#  > GELUID FORA >  > RECORDING & BROADCAST FORUM - FOTO'S >  >  Data recovering alesis HD24

## nak

Hallo,
Ik heb een dringende vraag.
Bij de eindmix van ons is alles mono op de computer gekomen door een kapot kabeltje.
De tracks die op de HD24 stonden zouden geformateerd zijn, maar er is nog niets nieuws overheen geschreven.
Weet iemand of de tracks nog te recoveren zijn anders kan drie maand studio werk de prullenbak in.

----------


## bones2001

Hier is een linkje naar HD24 Tools.
Bij HD24 drive recovery, staat een hele verhandeling hoe je je data terug kan vinden.
Heb het zelf ook al eens aan de hand gehad na een stroomstoring, en heb alle tracks kunnen redden.

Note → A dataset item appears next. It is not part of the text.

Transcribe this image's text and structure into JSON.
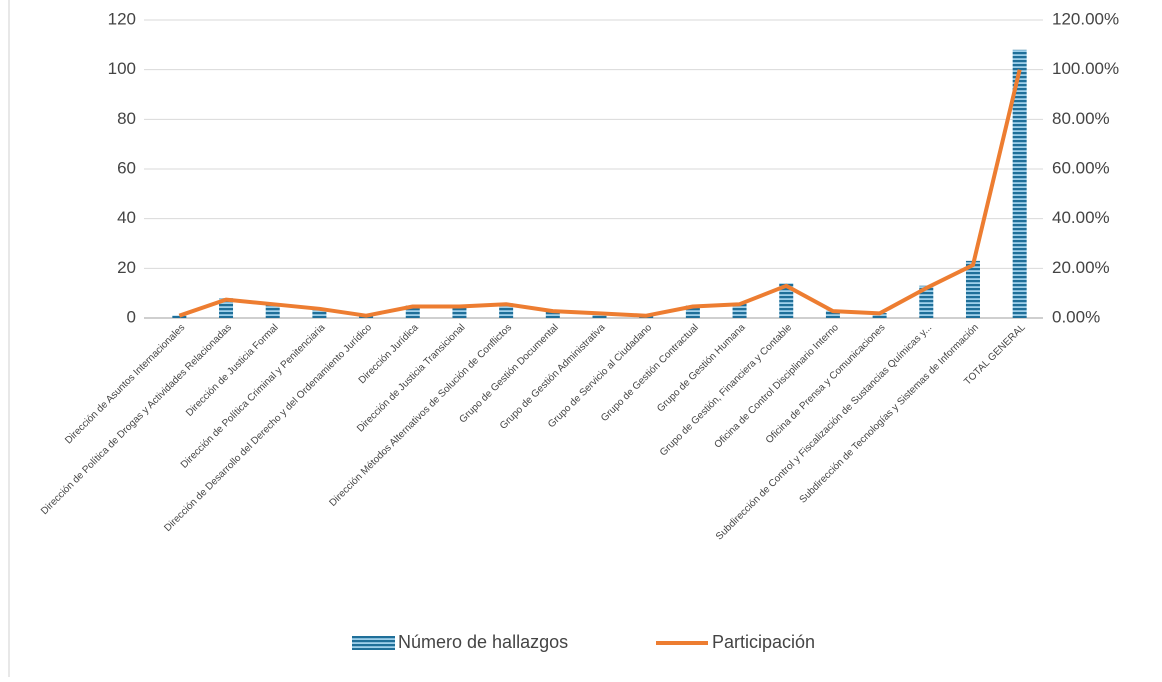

http://ringbreak.dnd.utwente.nl/~mrjb/hd24tools/manual/

----------


## frederic

Je spreekt over een geformatteerde drive?
Dan ga je dit met HD24 tools niet kunnen fiksen, maar ga je echt naar een datarecovery tool moeten gaan uit de forensische informaticasector.
Ik deed dit vroeger veel, maar door tijdgebrek heb ik die activiteiten moeten stoppen.
http://www.belgiumdatarecovery.eu/en/data-recovery-from-hard-drive-failure/?gclid=CjwKEAiA2dSkBRCX8KmK5YrFviwSJACeYweChf3miub  nLDD4a-G7xykCshX7p-pcwmhx9Z07ks1cQxoCZIDw_wcB

Je kunt het ook zelf proberen met verschillende tools die beschikbaar zijn.

----------